Rapid Evolution of Ovarian-Biased Genes in the Yellow Fever Mosquito (Aedes aegypti), pp. 2119–2137
C. A. Whittle and C. G. Extavour
Males and females exhibit marked differences in phenotypes and gene expression, particularly in the gonads. Genes with male- or testisbiased expression typically have been shown to evolve rapidly in metazoans. Here, Whittle and Extavour provide an uncommon example that shows rapid evolution of protein sequences and shifts in codon usage of ovary-biased genes in the mosquito Aedes aegypti. They propose that this fast evolution may be explained by sexual selection during male swarming, ovary-sperm chemotaxis, and/or reduced male-male sperm competition.
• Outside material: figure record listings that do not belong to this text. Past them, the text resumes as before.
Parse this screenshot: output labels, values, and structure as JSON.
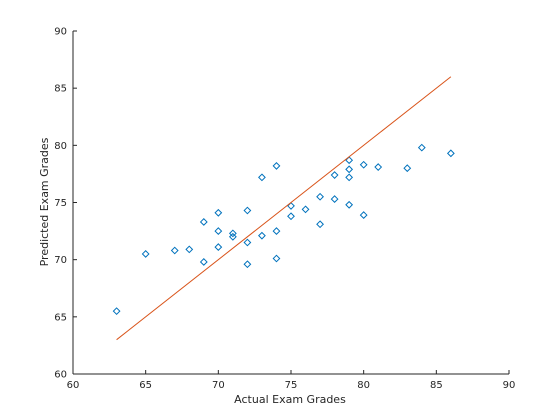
{
  "chart_data": {
    "type": "scatter",
    "title": "",
    "xlabel": "Actual Exam Grades",
    "ylabel": "Predicted Exam Grades",
    "xlim": [
      60,
      90
    ],
    "ylim": [
      60,
      90
    ],
    "xticks": [
      60,
      65,
      70,
      75,
      80,
      85,
      90
    ],
    "yticks": [
      60,
      65,
      70,
      75,
      80,
      85,
      90
    ],
    "grid": false,
    "legend": null,
    "colors": {
      "marker": "#0072BD",
      "line": "#D95319",
      "axis": "#262626"
    },
    "series": [
      {
        "kind": "scatter",
        "marker": "diamond",
        "points": [
          {
            "x": 63,
            "y": 65.5
          },
          {
            "x": 65,
            "y": 70.5
          },
          {
            "x": 67,
            "y": 70.8
          },
          {
            "x": 68,
            "y": 70.9
          },
          {
            "x": 69,
            "y": 73.3
          },
          {
            "x": 69,
            "y": 69.8
          },
          {
            "x": 70,
            "y": 74.1
          },
          {
            "x": 70,
            "y": 72.5
          },
          {
            "x": 70,
            "y": 71.1
          },
          {
            "x": 71,
            "y": 72.3
          },
          {
            "x": 71,
            "y": 72.0
          },
          {
            "x": 72,
            "y": 74.3
          },
          {
            "x": 72,
            "y": 71.5
          },
          {
            "x": 72,
            "y": 69.6
          },
          {
            "x": 73,
            "y": 77.2
          },
          {
            "x": 73,
            "y": 72.1
          },
          {
            "x": 74,
            "y": 78.2
          },
          {
            "x": 74,
            "y": 72.5
          },
          {
            "x": 74,
            "y": 70.1
          },
          {
            "x": 75,
            "y": 74.7
          },
          {
            "x": 75,
            "y": 73.8
          },
          {
            "x": 76,
            "y": 74.4
          },
          {
            "x": 77,
            "y": 75.5
          },
          {
            "x": 77,
            "y": 73.1
          },
          {
            "x": 78,
            "y": 77.4
          },
          {
            "x": 78,
            "y": 75.3
          },
          {
            "x": 79,
            "y": 78.7
          },
          {
            "x": 79,
            "y": 77.9
          },
          {
            "x": 79,
            "y": 77.2
          },
          {
            "x": 79,
            "y": 74.8
          },
          {
            "x": 80,
            "y": 78.3
          },
          {
            "x": 80,
            "y": 73.9
          },
          {
            "x": 81,
            "y": 78.1
          },
          {
            "x": 83,
            "y": 78.0
          },
          {
            "x": 84,
            "y": 79.8
          },
          {
            "x": 86,
            "y": 79.3
          }
        ]
      },
      {
        "kind": "line",
        "points": [
          {
            "x": 63,
            "y": 63
          },
          {
            "x": 86,
            "y": 86
          }
        ]
      }
    ]
  }
}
Powerful Genetic Association Analysis for Common or Rare Variants with High-Dimensional Structured Traits, pp. 1779–1790
X. Zhan, N. Zhao, A. Plantinga, T. A. Thornton, K. N. Conneely, M. P. Epstein, and M. C. Wu
Genetic association studies often collect a wide range of complex traits, including high-dimensional and structured omics measurements. The complex nature of these data poses a challenge for traditional statistical and computational methods. Zhan et al. propose a novel method for testing the association between these high-dimensional structured traits and a set of common or rare genetic variants. By incorporating the high-dimensionality and structure in traits, their approach provides a new method that is methodologically flexible, biologically meaningful, statistically powerful, and computationally efficient.